ちょっとNTT X-STOREよりコピペ
東京タワーが完成を見る、昭和33年。東京の下町にある夕日町三丁目では、人情味あふれる住民たちが、毎日にぎやかに暮らしていた。そんなある日、鈴木則文とその妻子が住む小さな自動車修理工場・鈴木オートに、集団就職によって上京してきた六子がやってくる。立派な会社を期待していた六子は、実際の就職先に、どこかがっかりした様子を見せていた。一方、駄菓子屋の店主にしてしがない小説家の茶川竜之介は、ひょんなことから、身寄りのない少年・淳之介と同居することになり…。
映画館で観なくて良かったんじゃないかと思いましたよ。いやいや恥ずかしながらほろりとするなんてものじゃありません。もう嗚咽に近い。たまたま家族が誰もいない時間に観て良かった。心も体も弱りきったこんなときにお酒が入って観た日にゃもう号泣。
昭和33年は生まれてません。ただ30年代中盤過ぎ生まれの僕にとっては映画に描かれる背景はリアルタイムに近いノスタルジック感。ミゼットは記憶にないけど駄菓子屋も八百屋も白黒テレビも原体験。スーパージェッターやマグマ大使を初めて見たのは確か白黒テレビだったはず。江戸川区の当時で築30年くらいの長屋。トイレはもちろんぽっとんだし風呂?あったんだろうがどうやって湯を沸かしてたのか。電話なんてもしかしたら家にはなかったのかも。そういえば転んで破れたズボンはつぎあてだったよ。薄れてきた記憶の中でも感覚的な懐かしさが妙に心に訴える。
ユビキタスからは正反対にある人間の体温感覚。これがこの映画のキモなんでしょう。

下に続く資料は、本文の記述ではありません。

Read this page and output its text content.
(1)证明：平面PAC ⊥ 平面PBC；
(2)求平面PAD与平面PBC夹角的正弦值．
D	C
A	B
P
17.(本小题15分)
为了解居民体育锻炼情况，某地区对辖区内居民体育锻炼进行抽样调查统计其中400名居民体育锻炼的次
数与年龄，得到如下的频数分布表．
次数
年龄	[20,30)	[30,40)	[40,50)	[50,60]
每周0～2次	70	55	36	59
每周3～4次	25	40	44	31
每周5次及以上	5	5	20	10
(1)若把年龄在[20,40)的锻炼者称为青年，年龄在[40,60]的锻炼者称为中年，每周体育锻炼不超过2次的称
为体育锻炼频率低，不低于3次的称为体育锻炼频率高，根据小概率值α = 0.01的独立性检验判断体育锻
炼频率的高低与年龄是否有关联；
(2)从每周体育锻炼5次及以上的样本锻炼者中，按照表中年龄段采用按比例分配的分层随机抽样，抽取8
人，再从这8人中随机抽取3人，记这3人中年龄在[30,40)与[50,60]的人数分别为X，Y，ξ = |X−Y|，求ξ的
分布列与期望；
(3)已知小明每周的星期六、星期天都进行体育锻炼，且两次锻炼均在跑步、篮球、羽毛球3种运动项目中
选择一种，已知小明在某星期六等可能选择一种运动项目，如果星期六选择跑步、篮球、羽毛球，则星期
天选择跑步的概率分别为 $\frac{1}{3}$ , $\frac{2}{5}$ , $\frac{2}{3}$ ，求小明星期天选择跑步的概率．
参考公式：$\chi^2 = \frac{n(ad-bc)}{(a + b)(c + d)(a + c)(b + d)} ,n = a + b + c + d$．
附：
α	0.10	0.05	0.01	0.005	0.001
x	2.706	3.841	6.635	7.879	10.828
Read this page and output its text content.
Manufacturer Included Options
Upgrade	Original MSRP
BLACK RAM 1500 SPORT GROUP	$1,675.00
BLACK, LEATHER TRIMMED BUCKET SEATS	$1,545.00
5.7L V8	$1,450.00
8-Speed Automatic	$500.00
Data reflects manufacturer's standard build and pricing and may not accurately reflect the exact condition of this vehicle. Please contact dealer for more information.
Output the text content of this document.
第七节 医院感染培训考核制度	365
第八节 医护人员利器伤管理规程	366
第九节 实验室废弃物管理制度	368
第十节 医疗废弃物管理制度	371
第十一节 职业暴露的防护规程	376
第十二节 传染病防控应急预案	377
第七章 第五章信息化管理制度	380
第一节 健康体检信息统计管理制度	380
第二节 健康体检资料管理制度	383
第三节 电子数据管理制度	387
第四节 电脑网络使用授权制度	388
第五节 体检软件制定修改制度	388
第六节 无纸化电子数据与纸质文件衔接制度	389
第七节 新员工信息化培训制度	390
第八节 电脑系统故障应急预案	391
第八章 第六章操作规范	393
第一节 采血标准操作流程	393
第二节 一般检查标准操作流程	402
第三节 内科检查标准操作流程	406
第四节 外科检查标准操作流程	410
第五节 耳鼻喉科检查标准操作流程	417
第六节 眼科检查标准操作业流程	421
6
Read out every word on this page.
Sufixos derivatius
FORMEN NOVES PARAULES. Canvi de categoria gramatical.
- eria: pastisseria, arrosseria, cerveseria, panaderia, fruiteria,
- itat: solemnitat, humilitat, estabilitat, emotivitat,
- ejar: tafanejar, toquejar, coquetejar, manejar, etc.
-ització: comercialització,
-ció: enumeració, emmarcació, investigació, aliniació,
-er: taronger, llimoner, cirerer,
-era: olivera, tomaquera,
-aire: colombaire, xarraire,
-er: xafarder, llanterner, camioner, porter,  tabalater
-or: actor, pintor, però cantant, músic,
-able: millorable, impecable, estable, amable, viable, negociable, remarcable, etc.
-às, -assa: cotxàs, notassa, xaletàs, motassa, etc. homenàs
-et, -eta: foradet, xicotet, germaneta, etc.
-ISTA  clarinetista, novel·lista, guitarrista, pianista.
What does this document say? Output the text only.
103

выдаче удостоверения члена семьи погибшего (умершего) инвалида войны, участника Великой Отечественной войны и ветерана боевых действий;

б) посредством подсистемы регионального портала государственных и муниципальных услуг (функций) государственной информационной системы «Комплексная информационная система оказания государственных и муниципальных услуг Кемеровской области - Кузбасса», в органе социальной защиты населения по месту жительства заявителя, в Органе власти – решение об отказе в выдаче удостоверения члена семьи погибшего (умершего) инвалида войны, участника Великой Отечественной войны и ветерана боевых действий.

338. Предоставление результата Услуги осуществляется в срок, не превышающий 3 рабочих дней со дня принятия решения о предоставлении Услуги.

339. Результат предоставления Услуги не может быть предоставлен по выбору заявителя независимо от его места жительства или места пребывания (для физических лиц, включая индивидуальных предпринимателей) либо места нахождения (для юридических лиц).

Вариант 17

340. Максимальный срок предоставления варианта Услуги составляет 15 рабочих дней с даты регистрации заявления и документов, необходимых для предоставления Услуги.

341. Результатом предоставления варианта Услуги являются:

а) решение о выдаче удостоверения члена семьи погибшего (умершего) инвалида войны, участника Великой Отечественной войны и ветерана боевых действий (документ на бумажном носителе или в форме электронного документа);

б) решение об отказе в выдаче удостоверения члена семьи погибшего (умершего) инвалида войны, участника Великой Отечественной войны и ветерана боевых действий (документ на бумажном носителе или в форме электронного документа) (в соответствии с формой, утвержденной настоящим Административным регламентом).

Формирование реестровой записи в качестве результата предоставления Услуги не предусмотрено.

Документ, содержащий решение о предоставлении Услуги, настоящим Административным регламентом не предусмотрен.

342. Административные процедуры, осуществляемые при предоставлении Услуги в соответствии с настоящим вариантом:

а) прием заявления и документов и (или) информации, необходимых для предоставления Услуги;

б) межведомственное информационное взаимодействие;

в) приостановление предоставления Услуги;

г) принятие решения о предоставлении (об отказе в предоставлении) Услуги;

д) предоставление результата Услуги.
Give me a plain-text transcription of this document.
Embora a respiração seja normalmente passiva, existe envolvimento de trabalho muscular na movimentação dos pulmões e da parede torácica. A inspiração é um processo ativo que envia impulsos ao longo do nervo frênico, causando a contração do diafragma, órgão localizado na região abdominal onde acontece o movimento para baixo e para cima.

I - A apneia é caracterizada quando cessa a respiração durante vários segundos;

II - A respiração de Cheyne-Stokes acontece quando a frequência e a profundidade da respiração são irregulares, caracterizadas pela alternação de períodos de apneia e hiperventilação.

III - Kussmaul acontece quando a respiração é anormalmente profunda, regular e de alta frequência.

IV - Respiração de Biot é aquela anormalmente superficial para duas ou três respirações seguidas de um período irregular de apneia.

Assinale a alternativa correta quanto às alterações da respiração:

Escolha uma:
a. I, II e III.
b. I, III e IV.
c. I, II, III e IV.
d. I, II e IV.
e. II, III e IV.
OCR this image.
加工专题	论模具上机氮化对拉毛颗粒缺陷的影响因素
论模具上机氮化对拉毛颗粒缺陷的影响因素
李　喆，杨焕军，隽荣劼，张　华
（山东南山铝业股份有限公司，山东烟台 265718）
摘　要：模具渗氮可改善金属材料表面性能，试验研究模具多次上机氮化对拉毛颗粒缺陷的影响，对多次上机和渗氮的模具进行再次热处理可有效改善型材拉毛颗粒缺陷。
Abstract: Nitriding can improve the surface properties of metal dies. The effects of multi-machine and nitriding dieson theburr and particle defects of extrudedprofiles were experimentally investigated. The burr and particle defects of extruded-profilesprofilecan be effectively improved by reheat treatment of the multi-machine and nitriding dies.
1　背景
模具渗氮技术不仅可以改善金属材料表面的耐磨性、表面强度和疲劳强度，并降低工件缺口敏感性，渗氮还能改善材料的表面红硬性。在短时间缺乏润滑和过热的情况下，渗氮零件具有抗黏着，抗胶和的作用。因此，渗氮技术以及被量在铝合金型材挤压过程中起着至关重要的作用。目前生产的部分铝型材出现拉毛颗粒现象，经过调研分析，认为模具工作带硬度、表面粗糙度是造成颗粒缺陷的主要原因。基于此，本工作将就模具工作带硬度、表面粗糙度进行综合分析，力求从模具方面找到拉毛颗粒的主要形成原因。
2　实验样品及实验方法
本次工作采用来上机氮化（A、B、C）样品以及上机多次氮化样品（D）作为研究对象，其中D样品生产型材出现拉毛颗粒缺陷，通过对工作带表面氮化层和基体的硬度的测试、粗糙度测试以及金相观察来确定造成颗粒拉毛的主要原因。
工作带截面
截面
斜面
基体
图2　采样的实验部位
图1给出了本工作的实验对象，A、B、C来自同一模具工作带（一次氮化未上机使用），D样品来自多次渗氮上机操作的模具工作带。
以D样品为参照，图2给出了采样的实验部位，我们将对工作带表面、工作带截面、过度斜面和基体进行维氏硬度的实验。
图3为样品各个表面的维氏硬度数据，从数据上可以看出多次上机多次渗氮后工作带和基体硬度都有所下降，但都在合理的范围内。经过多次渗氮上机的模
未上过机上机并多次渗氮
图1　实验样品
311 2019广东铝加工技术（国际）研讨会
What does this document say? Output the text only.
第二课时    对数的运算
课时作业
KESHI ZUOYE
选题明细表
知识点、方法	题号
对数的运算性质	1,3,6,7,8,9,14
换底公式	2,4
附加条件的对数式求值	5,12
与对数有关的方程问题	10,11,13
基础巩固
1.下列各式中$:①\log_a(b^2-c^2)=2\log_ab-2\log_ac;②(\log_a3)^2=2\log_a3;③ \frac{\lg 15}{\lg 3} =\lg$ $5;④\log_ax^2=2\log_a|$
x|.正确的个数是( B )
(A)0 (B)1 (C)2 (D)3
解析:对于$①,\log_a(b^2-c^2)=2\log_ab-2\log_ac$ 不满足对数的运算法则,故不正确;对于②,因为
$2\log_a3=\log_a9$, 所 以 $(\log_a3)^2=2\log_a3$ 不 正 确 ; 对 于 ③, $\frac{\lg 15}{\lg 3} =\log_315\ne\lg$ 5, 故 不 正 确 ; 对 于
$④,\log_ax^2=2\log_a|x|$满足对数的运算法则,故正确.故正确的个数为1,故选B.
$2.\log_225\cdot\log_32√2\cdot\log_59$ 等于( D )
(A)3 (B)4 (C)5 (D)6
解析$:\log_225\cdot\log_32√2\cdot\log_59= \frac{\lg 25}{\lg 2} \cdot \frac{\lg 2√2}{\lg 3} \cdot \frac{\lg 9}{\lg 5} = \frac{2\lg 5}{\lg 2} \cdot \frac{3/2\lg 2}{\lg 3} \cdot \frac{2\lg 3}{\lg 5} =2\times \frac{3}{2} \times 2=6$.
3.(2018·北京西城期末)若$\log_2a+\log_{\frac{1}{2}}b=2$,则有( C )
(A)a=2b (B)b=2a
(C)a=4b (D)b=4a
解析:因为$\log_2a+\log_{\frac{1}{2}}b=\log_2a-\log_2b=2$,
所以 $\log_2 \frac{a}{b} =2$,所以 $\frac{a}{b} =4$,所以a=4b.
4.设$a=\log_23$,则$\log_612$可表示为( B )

背景も人物表現もその「体温」が全てのベースにある。この映画の元になった原作漫画のエピソード集を読んでおいたのですが、映画でもその「体温」が見事に表現されていると感じます。親が子を殺める事件が起こるような時代。親子の情愛、実の親子じゃないのに離れられなくなる人間愛、そして男と女の心に染み入る愛情。随所に体温を感じられる愛情表現がちりばめられてます。
ヒルズやお台場やみなとみらいに妙な違和感を感じる僕の神経構造は、その無体温さを根本的に受け付けないんでしょう。だから千駄木や谷中や浅草や大塚や上野が好きなんだろな。ビットヴァレイでも富士屋本店みたいなとこ探し出して行っちゃうくらいですし。キッチンABCもその類かな。
まだ観てない方はティッシュを近くに置いておくのを忘れずに。誰かと観るのもいいかもしれませんが泣くの我慢するのも体に悪いです。一人で夜中とかに観て号泣するのもたまにはいいものですよ。